CDU fordert radikale Sparmaßnahmen: 8 Prozent weniger Personal und drastische Subventionskürzungen
Beatrix FiebigCDU fordert radikale Sparmaßnahmen: 8 Prozent weniger Personal und drastische Subventionskürzungen
Der Bundeshaushalt 2027 steht vor einem Fehlbetrag von 20 Milliarden Euro, wobei in den kommenden Jahren noch höhere Defizite erwartet werden. Carsten Middelberg, Stellvertreter des CDU-Vorsitzenden Friedrich Merz, hat nun weitreichende Kürzungen bei Personal und Subventionen vorgeschlagen, um die finanzielle Lücke zu schließen. Seine Vorschläge kommen zu einem Zeitpunkt, an dem Finanzminister Lars Klingbeil in dieser Woche den Rahmen für den Haushalt des nächsten Jahres festlegen wird.
Middelberg forderte eine Reduzierung der Mitarbeiterzahlen in allen Bundesministerien um acht Prozent. Seiner Meinung nach sollten ähnliche Einschnitte auch bei bundesfinanzierten Einrichtungen wie Instituten, Stiftungen und Forschungszentren vorgenommen werden. Diese Organisationen erhalten erhebliche öffentliche Mittel, doch ihre Zahlen sind im Laufe der Zeit stetig gestiegen.
Auch die Subventionen sind in den vergangenen sieben Jahren um mehr als 600 Prozent angestiegen. Middelberg regte an, sowohl die Sätze als auch das Gesamtvolumen dieser Zahlungen schrittweise zu senken, um die Effizienz zu steigern. Die Gelder fließen derzeit in Bereiche wie Klimaschutz, die Dekarbonisierung von Verkehr und Gebäuden sowie den sozialen Wohnungsbau.

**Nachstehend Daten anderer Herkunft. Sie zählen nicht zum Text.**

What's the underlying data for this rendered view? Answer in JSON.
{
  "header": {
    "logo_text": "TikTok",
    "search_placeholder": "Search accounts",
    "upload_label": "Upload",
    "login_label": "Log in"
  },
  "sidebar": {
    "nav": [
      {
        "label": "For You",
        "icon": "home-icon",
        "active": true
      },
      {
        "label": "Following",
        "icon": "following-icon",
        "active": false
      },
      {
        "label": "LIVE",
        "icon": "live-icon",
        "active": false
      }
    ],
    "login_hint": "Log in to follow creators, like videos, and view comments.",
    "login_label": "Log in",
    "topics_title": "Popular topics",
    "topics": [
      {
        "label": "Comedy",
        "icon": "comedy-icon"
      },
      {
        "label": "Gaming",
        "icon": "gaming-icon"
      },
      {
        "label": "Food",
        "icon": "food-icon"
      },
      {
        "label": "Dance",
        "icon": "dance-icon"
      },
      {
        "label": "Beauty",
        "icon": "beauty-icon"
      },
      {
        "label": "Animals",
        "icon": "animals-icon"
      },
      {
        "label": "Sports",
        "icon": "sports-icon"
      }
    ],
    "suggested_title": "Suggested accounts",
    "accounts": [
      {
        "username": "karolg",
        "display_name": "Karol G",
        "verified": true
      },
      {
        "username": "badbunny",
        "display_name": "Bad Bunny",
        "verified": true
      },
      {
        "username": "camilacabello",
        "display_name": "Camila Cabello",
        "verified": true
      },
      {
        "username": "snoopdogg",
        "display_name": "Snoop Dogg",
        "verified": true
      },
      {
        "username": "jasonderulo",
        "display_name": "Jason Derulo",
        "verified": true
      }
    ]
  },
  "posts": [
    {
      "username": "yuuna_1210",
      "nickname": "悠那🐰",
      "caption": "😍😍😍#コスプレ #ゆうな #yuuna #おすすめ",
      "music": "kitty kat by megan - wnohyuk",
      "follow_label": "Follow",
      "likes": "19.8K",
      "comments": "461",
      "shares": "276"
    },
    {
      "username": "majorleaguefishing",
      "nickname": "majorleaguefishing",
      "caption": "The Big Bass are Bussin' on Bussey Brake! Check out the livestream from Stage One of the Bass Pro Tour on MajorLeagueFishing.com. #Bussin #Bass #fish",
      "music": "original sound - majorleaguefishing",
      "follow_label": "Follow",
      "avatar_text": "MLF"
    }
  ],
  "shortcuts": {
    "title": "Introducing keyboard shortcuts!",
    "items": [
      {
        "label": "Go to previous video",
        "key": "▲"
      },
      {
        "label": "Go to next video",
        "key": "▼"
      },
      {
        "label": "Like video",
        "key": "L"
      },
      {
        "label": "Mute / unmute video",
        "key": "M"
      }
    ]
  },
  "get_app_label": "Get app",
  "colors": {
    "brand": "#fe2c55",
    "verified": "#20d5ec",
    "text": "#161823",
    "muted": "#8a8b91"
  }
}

Das letzte Wort über die Ausgaben für 2027 hat der Bundestag, der im November darüber abstimmen wird. Prognosen zufolge werden die Defizite in den Folgejahren jedoch 60 Milliarden Euro übersteigen, was den Druck auf schnelles Handeln erhöht. Klingbeil wird voraussichtlich am Mittwoch die Haushaltsgrundlagen für 2027 finalisieren. Sollten Middelbergs Pläne umgesetzt werden, würde dies eine deutliche Verschiebung der öffentlichen Ausgabenprioritäten bedeuten. Die Kürzungen würden sowohl die Personalstärke in den Ministerien als auch den Umfang der Subventionen in zahlreichen Sektoren betreffen.